オーストリア首相「プーチン氏は戦争に没入」 外交解決に悲観的

ロシアのプーチン大統領との会談後、記者会見するオーストリアのネハンマー首相=11日、モスクワ(AP)
ロシアのプーチン大統領との会談後、記者会見するオーストリアのネハンマー首相=11日、モスクワ(AP)

オーストリアのネハンマー首相は11日、ウクライナに侵攻したロシアのプーチン大統領とモスクワで会談した。会談後、ネハンマー氏は記者会見し、「プーチン氏は戦争の論理に没入している。楽観的印象はない」と述べ、外交による事態の収拾は困難との認識を示した。

ロイター通信や露メディアによると、会談は約75分間で終了した。ネハンマー氏は「戦争には敗者しかいない」とプーチン氏に伝達し、侵攻の停止を要求。侵攻が長期化するほど制裁は強化されるとも警告した。

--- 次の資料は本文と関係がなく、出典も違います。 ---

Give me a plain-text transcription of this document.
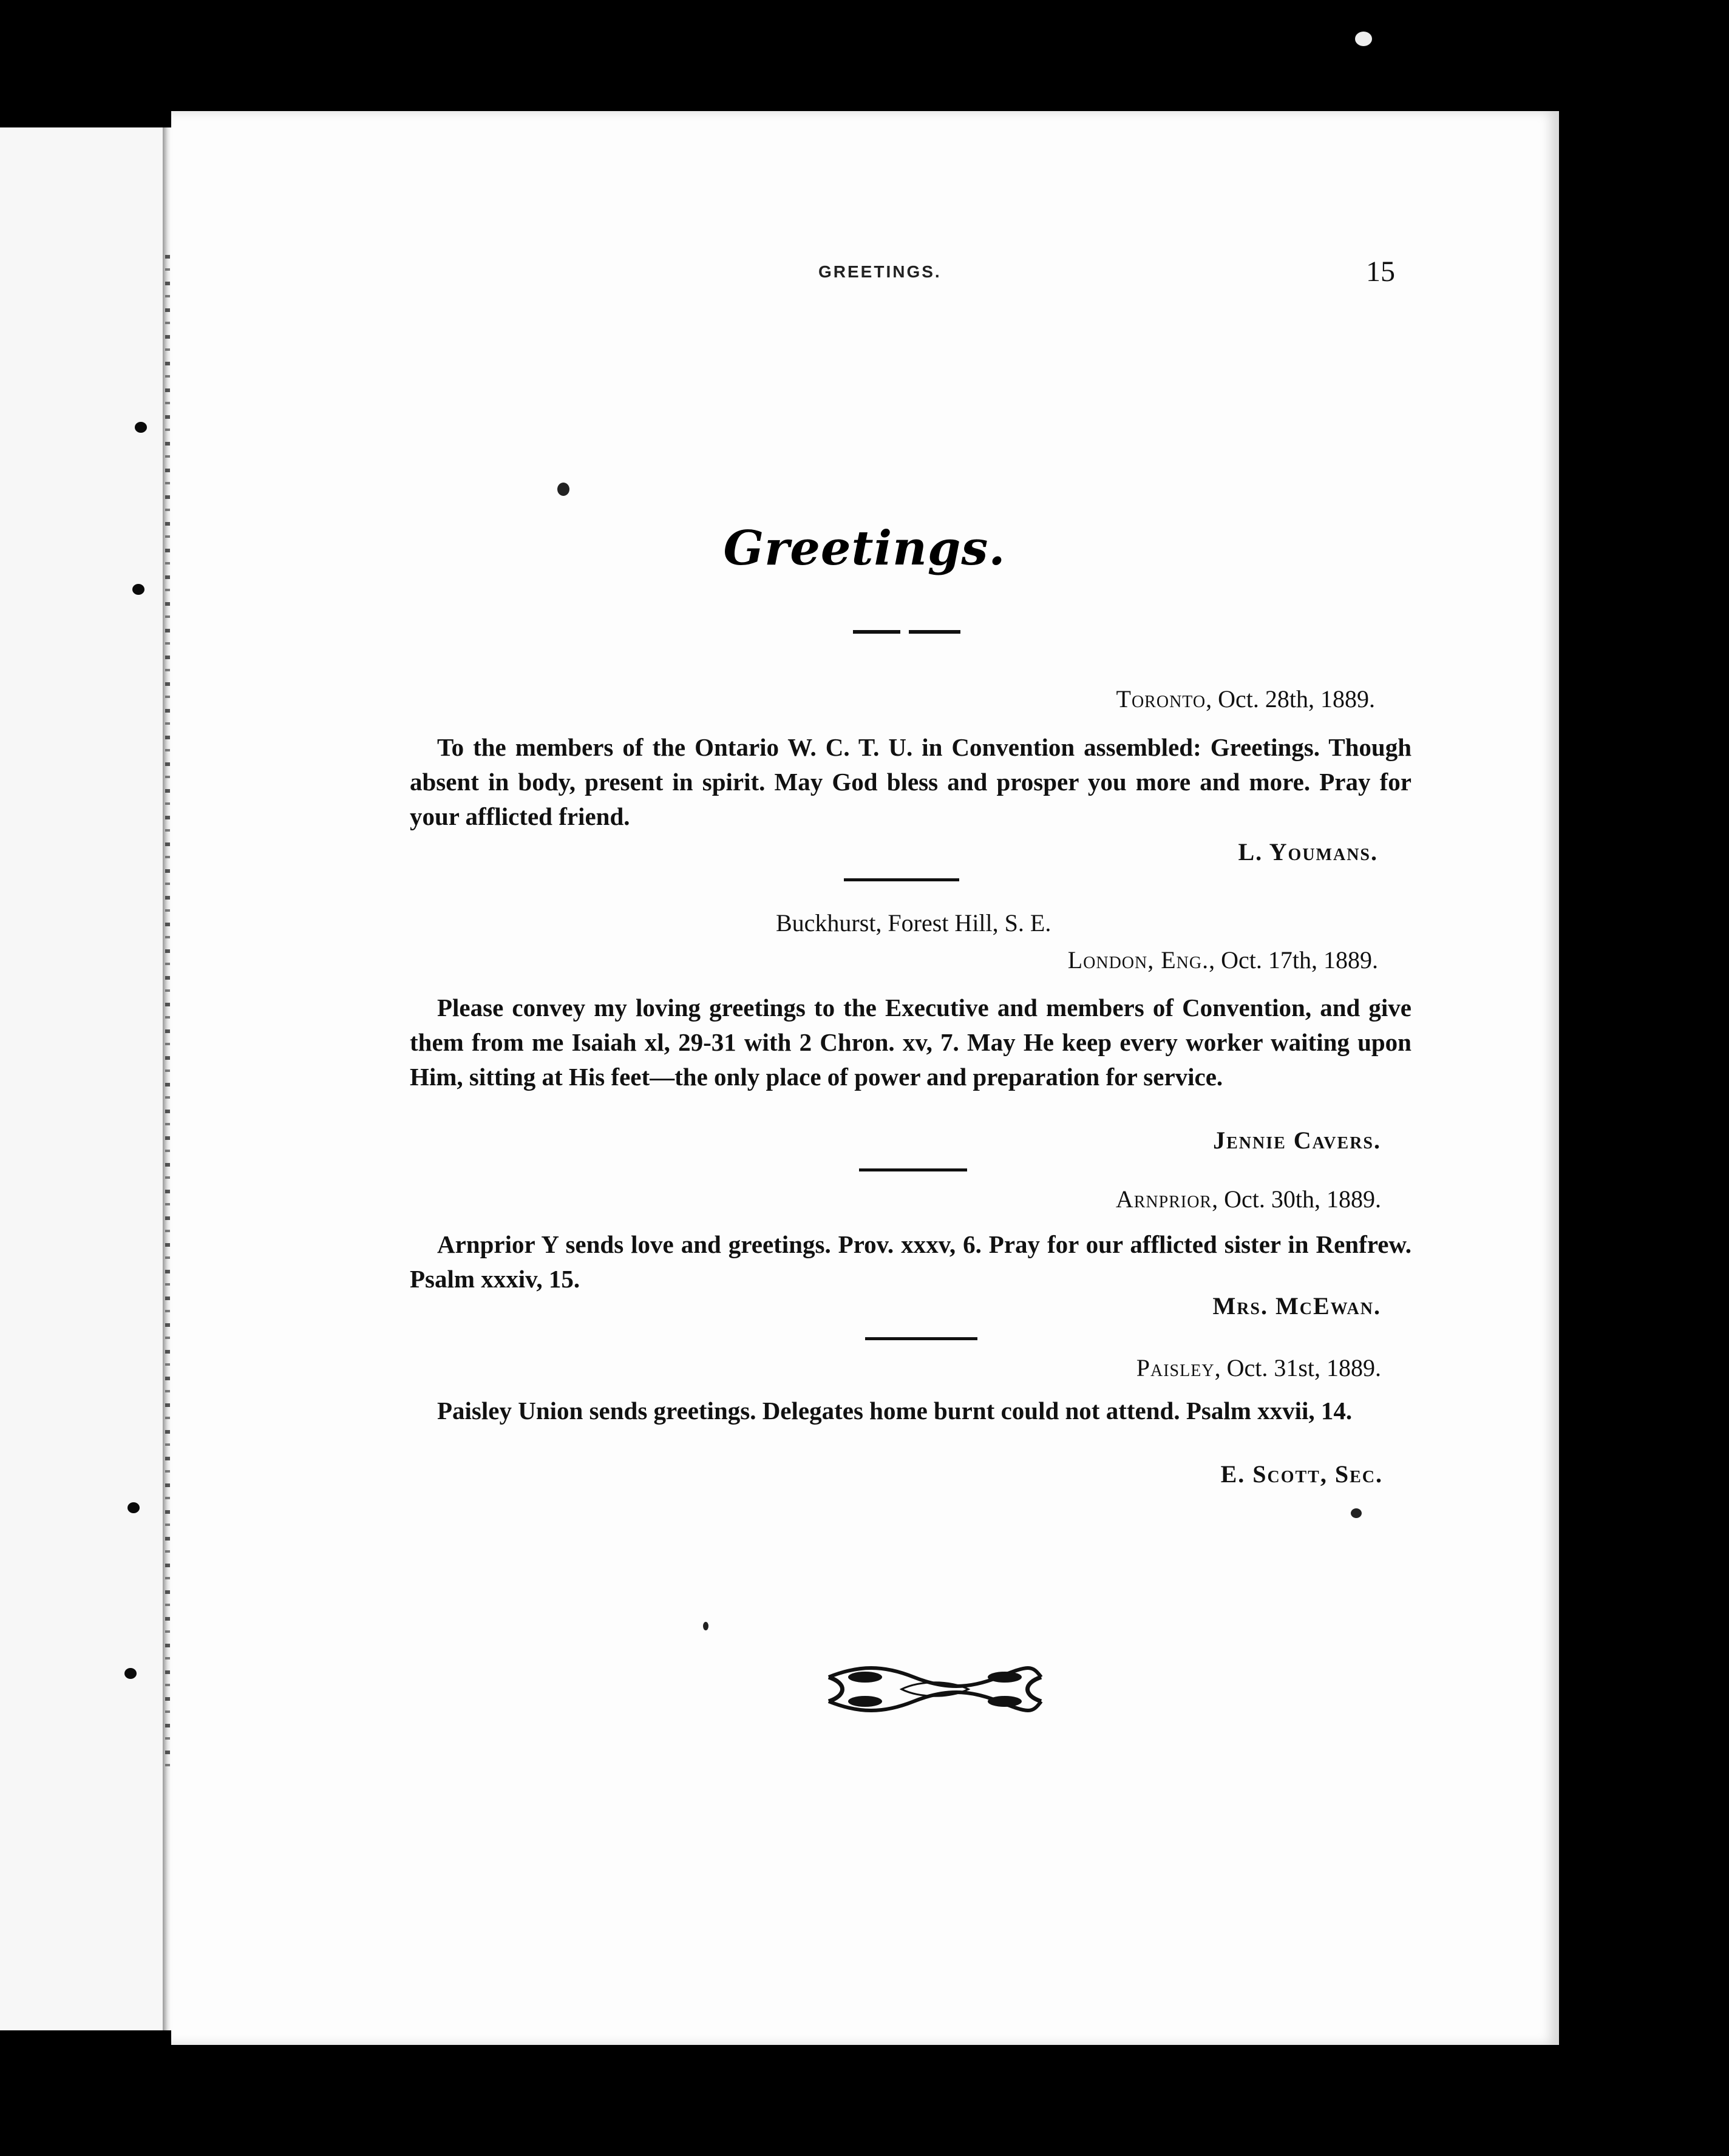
GREETINGS.	15
Greetings.
Toronto, Oct. 28th, 1889.
To the members of the Ontario W. C. T. U. in Convention assembled: Greetings. Though absent in body, present in spirit. May God bless and prosper you more and more. Pray for your afflicted friend.
L. Youmans.
Buckhurst, Forest Hill, S. E.
London, Eng., Oct. 17th, 1889.
Please convey my loving greetings to the Executive and members of Convention, and give them from me Isaiah xl, 29-31 with 2 Chron. xv, 7. May He keep every worker waiting upon Him, sitting at His feet—the only place of power and preparation for service.
Jennie Cavers.
Arnprior, Oct. 30th, 1889.
Arnprior Y sends love and greetings. Prov. xxxv, 6. Pray for our afflicted sister in Renfrew. Psalm xxxiv, 15.
Mrs. McEwan.
Paisley, Oct. 31st, 1889.
Paisley Union sends greetings. Delegates home burnt could not attend. Psalm xxvii, 14.
E. Scott, Sec.
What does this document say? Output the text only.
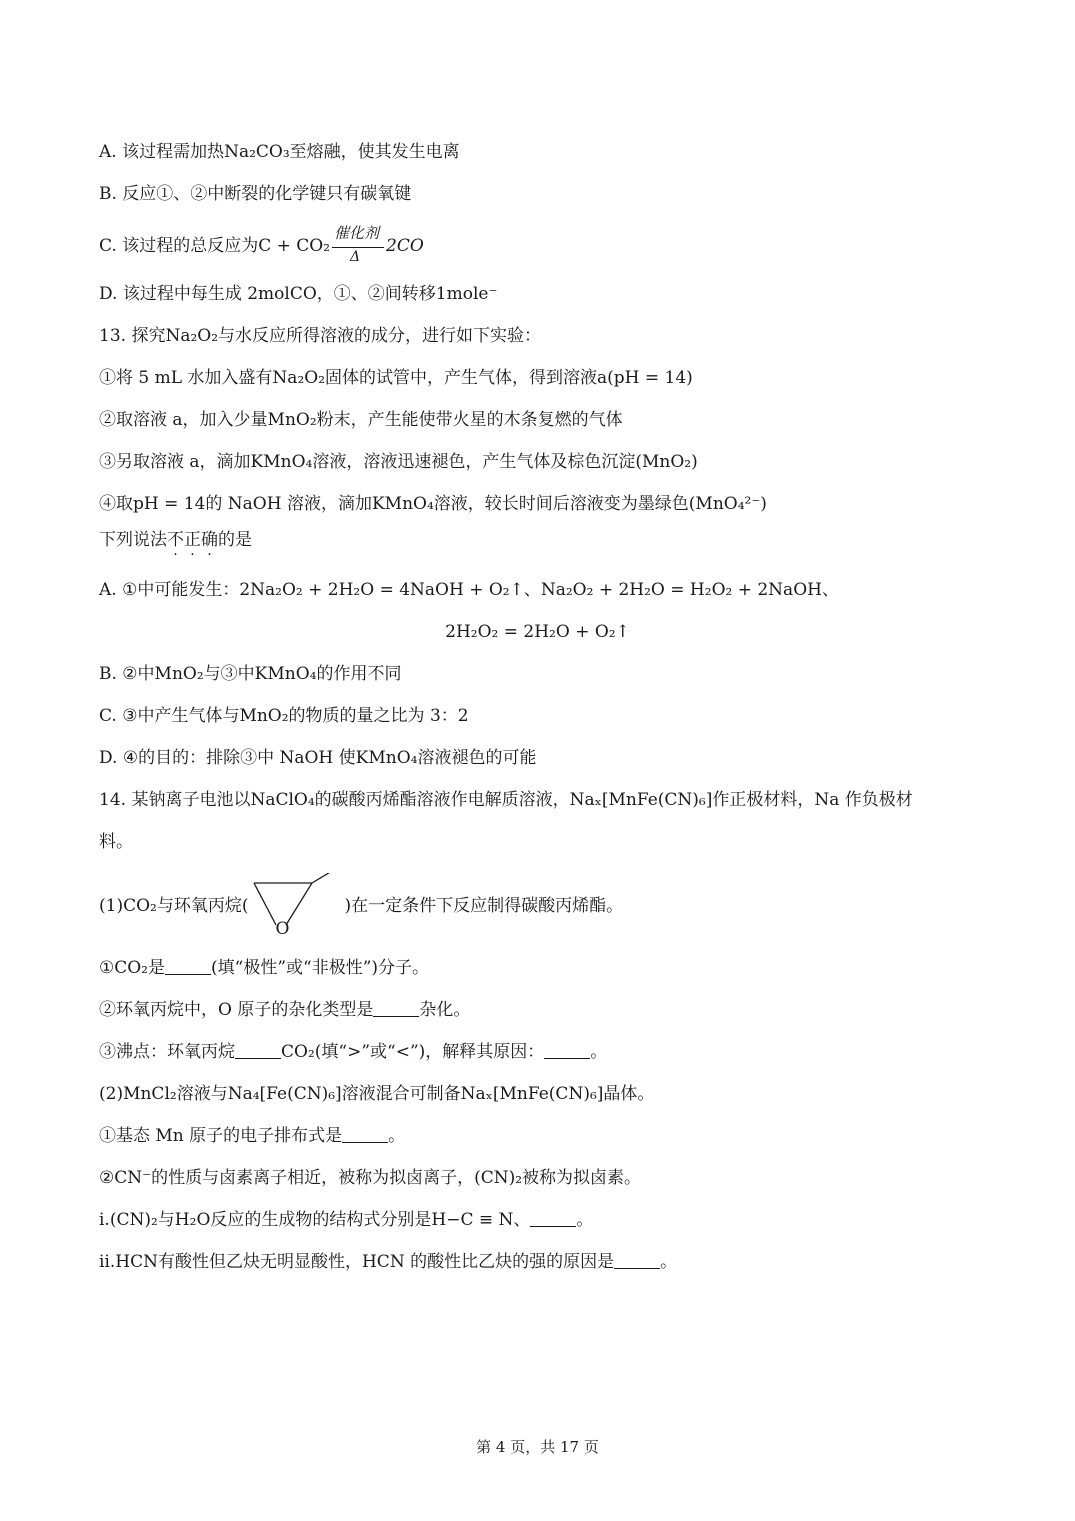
A. 该过程需加热Na₂CO₃至熔融，使其发生电离
B. 反应①、②中断裂的化学键只有碳氧键
C. 该过程的总反应为C + CO₂
催化剂
Δ
2CO
D. 该过程中每生成 2molCO，①、②间转移1mole⁻
13. 探究Na₂O₂与水反应所得溶液的成分，进行如下实验：
①将 5 mL 水加入盛有Na₂O₂固体的试管中，产生气体，得到溶液a(pH = 14)
②取溶液 a，加入少量MnO₂粉末，产生能使带火星的木条复燃的气体
③另取溶液 a，滴加KMnO₄溶液，溶液迅速褪色，产生气体及棕色沉淀(MnO₂)
④取pH = 14的 NaOH 溶液，滴加KMnO₄溶液，较长时间后溶液变为墨绿色(MnO₄²⁻)
下列说法不正确的是
A. ①中可能发生：2Na₂O₂ + 2H₂O = 4NaOH + O₂↑、Na₂O₂ + 2H₂O = H₂O₂ + 2NaOH、
2H₂O₂ = 2H₂O + O₂↑
B. ②中MnO₂与③中KMnO₄的作用不同
C. ③中产生气体与MnO₂的物质的量之比为 3：2
D. ④的目的：排除③中 NaOH 使KMnO₄溶液褪色的可能
14. 某钠离子电池以NaClO₄的碳酸丙烯酯溶液作电解质溶液，Naₓ[MnFe(CN)₆]作正极材料，Na 作负极材
料。
(1)CO₂与环氧丙烷(
O
)在一定条件下反应制得碳酸丙烯酯。
①CO₂是	(填“极性”或“非极性”)分子。
②环氧丙烷中，O 原子的杂化类型是	杂化。
③沸点：环氧丙烷	CO₂(填“>”或“<”)，解释其原因：	。
(2)MnCl₂溶液与Na₄[Fe(CN)₆]溶液混合可制备Naₓ[MnFe(CN)₆]晶体。
①基态 Mn 原子的电子排布式是	。
②CN⁻的性质与卤素离子相近，被称为拟卤离子，(CN)₂被称为拟卤素。
ⅰ.(CN)₂与H₂O反应的生成物的结构式分别是H−C ≡ N、	。
ⅱ.HCN有酸性但乙炔无明显酸性，HCN 的酸性比乙炔的强的原因是	。
第 4 页，共 17 页
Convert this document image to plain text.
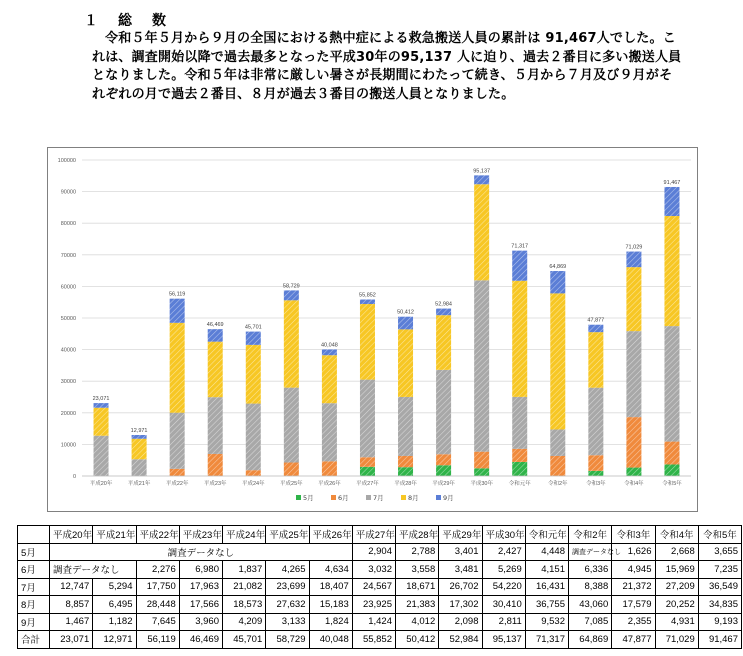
１　総　数

令和５年５月から９月の全国における熱中症による救急搬送人員の累計は 91,467人でした。これは、調査開始以降で過去最多となった平成30年の95,137 人に迫り、過去２番目に多い搬送人員となりました。令和５年は非常に厳しい暑さが長期間にわたって続き、５月から７月及び９月がそれぞれの月で過去２番目、８月が過去３番目の搬送人員となりました。

0
10000
20000
30000
40000
50000
60000
70000
80000
90000
100000
平成20年	平成21年	平成22年	平成23年	平成24年	平成25年	平成26年	平成27年	平成28年	平成29年	平成30年	令和元年	令和2年	令和3年	令和4年	令和5年
23,071
12,971
56,119
46,469	45,701
58,729
40,048
55,852
50,412
52,984
95,137
71,317
64,869
47,877
71,029
91,467
5月	6月	7月	8月	9月
	平成20年	平成21年	平成22年	平成23年	平成24年	平成25年	平成26年	平成27年	平成28年	平成29年	平成30年	令和元年	令和2年	令和3年	令和4年	令和5年
5月	調査データなし							2,904	2,788	3,401	2,427	4,448	調査データなし	1,626	2,668	3,655
6月	調査データなし		2,276	6,980	1,837	4,265	4,634	3,032	3,558	3,481	5,269	4,151	6,336	4,945	15,969	7,235
7月	12,747	5,294	17,750	17,963	21,082	23,699	18,407	24,567	18,671	26,702	54,220	16,431	8,388	21,372	27,209	36,549
8月	8,857	6,495	28,448	17,566	18,573	27,632	15,183	23,925	21,383	17,302	30,410	36,755	43,060	17,579	20,252	34,835
9月	1,467	1,182	7,645	3,960	4,209	3,133	1,824	1,424	4,012	2,098	2,811	9,532	7,085	2,355	4,931	9,193
合計	23,071	12,971	56,119	46,469	45,701	58,729	40,048	55,852	50,412	52,984	95,137	71,317	64,869	47,877	71,029	91,467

ネハンマー氏は会談を「率直だったが、困難だった」と評価。「会談は友好的ではなかった」とも指摘した。ウクライナの首都キーウ(キエフ)近郊ブチャなどでの戦争犯罪も追及したが、プーチン氏は認めず、同国のゼレンスキー大統領との直接会談にも関心を示さなかったという。

ウクライナ侵攻後、欧州連合(EU)首脳とプーチン氏の直接会談は初。ネハンマー氏の訪露に対し、米欧内にはロシアを孤立させる戦略に反するとの批判も出ているが、同氏は「米欧の姿勢を直接伝達するのは意義がある」と強調した。

一方、露国防省は同日、東部ドネツク州のウクライナ軍施設を航空機発射型の極超音速巡航ミサイル「キンジャル」で破壊したと発表。同国軍の短距離弾道ミサイルシステムや戦闘車など多数を破壊したとした。